Who should define event processing applications ?


This picture is taken from the recent ebizQ's event processing survey and shows an interesting picture, the survey done shows that the customers prefer that rules will be defined in 84% of the cases by non-programmers. This is not the current situation, but this is the way that the customers prefer it. Indeed, it is not possible to have the entire event processing end-to-end story done by non-technical people in this phase (maybe with applying some autonomic computing techniques we can come closer to it, but this is a topic for another Blog), but let's concentrate now in the CEP (Complex Event Processing) part - detection of patterns. Given the right level of abstraction both of the "programming in the small" - the individual pattern, and the "programming in the large" - the event flow, pattern composition may be delegated to business people (well - with some understanding of basic terms like the distinction between "OR" and "AND", but with no need to know how to program in Java, C, SQL and other languages geared for programmers). Bear in mind that the bigger expense in the application's life-cycle is not the cost of development, but the cost of maintenance, and this is especially true when changes are frequent, or there is a need to create new patterns to detect unexpected events within a short time. In fact, the agility, ability to quickly adapt, and ease-of-use for non-technical people is a success factor for the entire concept of event processing COTS, and the ground for competition among vendors. Investments in tools for developers address only 16% of the market, according to this survey. This reminds me that once in my academic past, I attended a teaching workshop given by an external experts, and they started their session saying that - most teachers base their teaching on the students' sense of hearing, while for most people the visual sense is much stronger, so there is a mismatch.... More later.

3 comments:

Unknown said...

I think this brushes up on the immaturity of computer/IT science to serve the needs of the public and especially the business person.

For example in the commercial building industry, if you are an architect, you discuss your building concepts with the owner in terms of occupancy, the types of work conducted, flow of people, etc.

Only when all of this is decided (and of course aesthetics) is it turned over to the engineering firm who details the general design of mechanical, electrical, etc.

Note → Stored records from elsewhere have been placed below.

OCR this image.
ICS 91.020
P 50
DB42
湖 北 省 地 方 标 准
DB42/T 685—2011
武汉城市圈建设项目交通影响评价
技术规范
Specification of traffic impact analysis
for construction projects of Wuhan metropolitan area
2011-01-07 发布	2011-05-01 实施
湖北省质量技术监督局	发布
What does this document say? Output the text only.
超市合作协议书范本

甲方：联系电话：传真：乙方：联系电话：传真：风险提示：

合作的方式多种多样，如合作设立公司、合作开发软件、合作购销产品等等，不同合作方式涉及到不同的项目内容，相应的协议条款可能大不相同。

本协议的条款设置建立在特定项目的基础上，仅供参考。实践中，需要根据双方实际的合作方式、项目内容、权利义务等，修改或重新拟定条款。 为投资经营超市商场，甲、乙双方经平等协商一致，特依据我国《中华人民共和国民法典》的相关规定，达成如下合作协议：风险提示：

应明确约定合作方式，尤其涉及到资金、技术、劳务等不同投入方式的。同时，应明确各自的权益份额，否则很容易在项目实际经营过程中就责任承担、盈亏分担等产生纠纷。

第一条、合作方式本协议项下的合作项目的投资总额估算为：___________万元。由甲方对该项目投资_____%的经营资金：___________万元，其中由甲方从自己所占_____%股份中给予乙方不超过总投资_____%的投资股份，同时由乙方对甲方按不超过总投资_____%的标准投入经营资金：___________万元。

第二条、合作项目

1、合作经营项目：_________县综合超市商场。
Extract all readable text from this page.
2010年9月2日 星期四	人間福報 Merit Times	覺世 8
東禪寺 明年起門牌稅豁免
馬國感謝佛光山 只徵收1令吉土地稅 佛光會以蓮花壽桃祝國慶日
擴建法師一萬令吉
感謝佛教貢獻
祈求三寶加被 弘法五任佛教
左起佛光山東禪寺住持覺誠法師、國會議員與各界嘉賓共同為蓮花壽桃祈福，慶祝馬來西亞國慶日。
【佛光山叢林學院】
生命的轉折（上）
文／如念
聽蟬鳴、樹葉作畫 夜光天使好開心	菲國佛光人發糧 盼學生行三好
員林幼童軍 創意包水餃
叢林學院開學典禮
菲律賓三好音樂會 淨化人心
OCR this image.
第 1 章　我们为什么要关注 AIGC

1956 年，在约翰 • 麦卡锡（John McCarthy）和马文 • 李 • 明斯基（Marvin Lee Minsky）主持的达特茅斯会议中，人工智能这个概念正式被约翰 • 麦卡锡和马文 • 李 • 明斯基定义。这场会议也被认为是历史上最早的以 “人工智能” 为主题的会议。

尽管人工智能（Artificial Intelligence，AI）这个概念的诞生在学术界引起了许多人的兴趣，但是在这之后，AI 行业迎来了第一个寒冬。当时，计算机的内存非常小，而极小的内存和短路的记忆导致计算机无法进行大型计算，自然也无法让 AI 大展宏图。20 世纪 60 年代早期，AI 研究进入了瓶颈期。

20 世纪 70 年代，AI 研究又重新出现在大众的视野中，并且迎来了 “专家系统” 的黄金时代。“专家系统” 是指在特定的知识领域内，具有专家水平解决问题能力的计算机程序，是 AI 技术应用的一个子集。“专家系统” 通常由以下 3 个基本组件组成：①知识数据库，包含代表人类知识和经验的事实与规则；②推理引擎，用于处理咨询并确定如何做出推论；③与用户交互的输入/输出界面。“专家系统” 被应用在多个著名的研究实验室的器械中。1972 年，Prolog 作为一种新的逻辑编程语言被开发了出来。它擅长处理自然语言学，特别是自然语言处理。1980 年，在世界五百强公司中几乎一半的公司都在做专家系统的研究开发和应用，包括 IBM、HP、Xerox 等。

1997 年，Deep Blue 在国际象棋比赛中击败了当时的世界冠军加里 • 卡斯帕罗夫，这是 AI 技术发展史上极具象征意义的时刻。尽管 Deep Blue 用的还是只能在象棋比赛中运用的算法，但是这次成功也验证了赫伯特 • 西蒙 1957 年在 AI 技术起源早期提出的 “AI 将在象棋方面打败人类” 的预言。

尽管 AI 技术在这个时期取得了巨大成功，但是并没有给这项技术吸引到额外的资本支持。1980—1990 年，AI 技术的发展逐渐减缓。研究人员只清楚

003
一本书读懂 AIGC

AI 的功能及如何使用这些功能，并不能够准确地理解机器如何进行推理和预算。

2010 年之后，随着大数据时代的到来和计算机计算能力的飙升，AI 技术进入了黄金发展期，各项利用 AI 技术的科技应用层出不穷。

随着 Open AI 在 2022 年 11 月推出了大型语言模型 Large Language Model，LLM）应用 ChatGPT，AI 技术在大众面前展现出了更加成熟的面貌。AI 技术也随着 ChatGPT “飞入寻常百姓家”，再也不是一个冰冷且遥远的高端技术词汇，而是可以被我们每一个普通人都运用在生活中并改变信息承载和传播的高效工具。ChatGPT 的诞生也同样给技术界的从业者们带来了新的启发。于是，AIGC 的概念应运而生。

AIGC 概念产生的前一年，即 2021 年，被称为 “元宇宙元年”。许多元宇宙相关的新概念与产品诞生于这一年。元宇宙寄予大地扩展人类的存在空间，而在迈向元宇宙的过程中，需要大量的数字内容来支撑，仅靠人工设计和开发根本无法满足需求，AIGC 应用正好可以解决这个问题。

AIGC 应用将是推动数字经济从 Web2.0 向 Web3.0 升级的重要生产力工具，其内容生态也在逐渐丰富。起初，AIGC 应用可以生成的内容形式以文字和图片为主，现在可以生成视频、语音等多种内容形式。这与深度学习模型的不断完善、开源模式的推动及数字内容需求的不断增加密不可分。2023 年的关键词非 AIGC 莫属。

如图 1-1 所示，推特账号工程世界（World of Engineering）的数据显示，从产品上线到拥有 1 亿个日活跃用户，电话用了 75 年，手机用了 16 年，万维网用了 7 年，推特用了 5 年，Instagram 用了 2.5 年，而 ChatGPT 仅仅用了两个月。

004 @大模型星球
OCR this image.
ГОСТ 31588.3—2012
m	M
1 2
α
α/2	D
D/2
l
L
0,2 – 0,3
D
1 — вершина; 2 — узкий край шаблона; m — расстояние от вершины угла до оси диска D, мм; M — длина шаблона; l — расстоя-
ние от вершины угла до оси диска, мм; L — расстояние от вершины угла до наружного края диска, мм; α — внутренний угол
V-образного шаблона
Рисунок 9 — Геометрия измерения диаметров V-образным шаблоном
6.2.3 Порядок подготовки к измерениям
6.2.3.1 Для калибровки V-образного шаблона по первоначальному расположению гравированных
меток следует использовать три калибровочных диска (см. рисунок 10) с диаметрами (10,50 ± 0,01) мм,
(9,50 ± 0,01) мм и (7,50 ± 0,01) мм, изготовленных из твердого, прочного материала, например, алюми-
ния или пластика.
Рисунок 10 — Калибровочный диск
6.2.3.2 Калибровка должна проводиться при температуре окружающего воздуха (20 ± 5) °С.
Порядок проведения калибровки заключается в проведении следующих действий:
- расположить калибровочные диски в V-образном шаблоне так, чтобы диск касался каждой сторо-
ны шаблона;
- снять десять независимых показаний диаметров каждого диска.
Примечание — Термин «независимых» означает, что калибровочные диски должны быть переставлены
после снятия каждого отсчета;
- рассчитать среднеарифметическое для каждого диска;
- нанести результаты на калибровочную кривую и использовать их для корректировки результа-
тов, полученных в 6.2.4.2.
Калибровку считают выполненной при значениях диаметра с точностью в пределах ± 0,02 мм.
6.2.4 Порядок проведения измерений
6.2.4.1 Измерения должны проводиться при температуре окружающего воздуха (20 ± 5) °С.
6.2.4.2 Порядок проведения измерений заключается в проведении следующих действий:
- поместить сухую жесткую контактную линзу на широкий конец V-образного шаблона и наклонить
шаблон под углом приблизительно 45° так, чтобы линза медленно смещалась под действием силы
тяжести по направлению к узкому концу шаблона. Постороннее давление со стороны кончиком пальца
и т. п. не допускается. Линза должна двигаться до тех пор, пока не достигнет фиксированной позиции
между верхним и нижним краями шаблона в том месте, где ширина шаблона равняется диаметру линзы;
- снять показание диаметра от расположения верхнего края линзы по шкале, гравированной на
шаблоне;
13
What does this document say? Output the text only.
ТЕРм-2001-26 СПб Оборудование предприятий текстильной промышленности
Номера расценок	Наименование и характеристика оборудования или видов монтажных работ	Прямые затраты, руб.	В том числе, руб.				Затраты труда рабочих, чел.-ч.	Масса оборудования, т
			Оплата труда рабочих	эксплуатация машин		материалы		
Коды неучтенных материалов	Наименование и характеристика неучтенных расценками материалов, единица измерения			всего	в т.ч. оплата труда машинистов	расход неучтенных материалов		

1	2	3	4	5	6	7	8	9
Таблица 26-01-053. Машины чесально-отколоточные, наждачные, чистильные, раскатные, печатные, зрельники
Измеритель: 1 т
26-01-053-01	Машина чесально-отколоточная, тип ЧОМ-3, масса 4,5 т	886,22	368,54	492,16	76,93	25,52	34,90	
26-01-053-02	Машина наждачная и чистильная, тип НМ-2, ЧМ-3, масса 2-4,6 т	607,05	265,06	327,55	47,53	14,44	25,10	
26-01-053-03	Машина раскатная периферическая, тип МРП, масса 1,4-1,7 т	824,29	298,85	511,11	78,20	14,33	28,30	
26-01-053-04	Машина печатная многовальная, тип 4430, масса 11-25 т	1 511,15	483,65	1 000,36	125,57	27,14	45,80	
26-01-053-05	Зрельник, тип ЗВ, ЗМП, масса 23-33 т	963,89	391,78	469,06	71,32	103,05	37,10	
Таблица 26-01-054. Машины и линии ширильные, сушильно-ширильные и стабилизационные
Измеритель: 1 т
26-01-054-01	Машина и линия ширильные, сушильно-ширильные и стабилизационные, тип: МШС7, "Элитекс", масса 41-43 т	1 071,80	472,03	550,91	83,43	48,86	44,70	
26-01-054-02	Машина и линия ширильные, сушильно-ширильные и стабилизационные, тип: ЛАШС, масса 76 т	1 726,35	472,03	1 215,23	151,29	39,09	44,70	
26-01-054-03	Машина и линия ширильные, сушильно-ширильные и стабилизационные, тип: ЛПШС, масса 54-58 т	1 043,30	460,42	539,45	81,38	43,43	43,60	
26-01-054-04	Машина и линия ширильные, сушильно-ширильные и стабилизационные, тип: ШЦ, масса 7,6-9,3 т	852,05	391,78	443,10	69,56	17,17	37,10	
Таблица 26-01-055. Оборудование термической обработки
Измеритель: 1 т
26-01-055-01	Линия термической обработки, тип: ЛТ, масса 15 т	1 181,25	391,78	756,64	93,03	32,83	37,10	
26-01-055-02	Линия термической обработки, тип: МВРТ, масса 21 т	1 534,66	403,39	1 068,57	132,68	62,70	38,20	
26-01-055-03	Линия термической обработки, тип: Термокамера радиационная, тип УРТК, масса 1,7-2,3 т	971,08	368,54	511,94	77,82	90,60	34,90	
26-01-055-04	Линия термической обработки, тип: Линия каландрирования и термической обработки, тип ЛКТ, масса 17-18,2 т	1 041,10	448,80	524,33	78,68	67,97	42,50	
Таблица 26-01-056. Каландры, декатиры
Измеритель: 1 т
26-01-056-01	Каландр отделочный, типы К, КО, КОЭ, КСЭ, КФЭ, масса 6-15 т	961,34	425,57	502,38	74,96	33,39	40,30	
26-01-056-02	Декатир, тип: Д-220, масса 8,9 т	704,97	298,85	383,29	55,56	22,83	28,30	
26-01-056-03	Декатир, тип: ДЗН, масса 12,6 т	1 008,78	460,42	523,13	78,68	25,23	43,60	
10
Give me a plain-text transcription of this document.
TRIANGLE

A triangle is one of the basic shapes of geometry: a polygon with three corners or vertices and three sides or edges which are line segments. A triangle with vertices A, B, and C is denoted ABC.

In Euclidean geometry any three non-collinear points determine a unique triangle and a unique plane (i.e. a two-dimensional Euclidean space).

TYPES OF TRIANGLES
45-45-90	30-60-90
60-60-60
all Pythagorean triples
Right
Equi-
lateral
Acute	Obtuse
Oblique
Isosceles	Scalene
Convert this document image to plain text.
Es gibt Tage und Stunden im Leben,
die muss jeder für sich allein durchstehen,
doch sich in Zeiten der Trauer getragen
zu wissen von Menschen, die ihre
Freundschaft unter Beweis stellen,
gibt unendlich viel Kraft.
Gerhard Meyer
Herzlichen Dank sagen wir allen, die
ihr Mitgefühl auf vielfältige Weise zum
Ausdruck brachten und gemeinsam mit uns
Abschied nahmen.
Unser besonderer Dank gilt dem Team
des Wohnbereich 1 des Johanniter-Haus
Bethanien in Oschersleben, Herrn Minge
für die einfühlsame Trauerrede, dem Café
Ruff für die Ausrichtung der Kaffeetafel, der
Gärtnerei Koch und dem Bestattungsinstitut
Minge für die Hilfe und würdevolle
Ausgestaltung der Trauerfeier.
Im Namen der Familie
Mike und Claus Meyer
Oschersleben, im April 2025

When the engineers are done, contractors bid on it, try to use cheap products, instead of the spec'd ones - all the usual stuff.

The point is that the owner doesn't fuss (much anyway) over a lot of those details. They know what they want to accomplish with a building, make it clear to those responsible for details, and pay the bills.

There is a "language" and "conceptual level" that the architect and owner use to make decisions. The building plans.

In IT it's hard for the "owner" (say manager of a business line) to really know what is possible in business terms, because so much of that is obscured by techie gobbledy-gook. Most of the discussion is technical.

If there was a very high-level language (extension to UML?) that can speak to the needs of a business person that covers the eventing space that'd be a step forward. The developers are there to implement, not take over responsibility just because they are the only ones that can speak the only available language (low level implementation stuff).

Job #1 should be to put the business person in charge.

Opher Etzion said...

Harvey.

I am a long time believer of high level programming that business people can cope it. While it is difficult to do in general applications, there are successes in limited domains - e.g. spreadsheets. There is some other experience in other domains, I believe it is doable in event processing (well - at least to a certain extent).

Opher

James Taylor said...

I think the collaboration of IT and business people on the solution is key in CEP, just as it is in decision management and other uses of business rules. For instance, I blogged about some secrets of business user rule maintenance and I suspect the same kind of things would be true in CEP.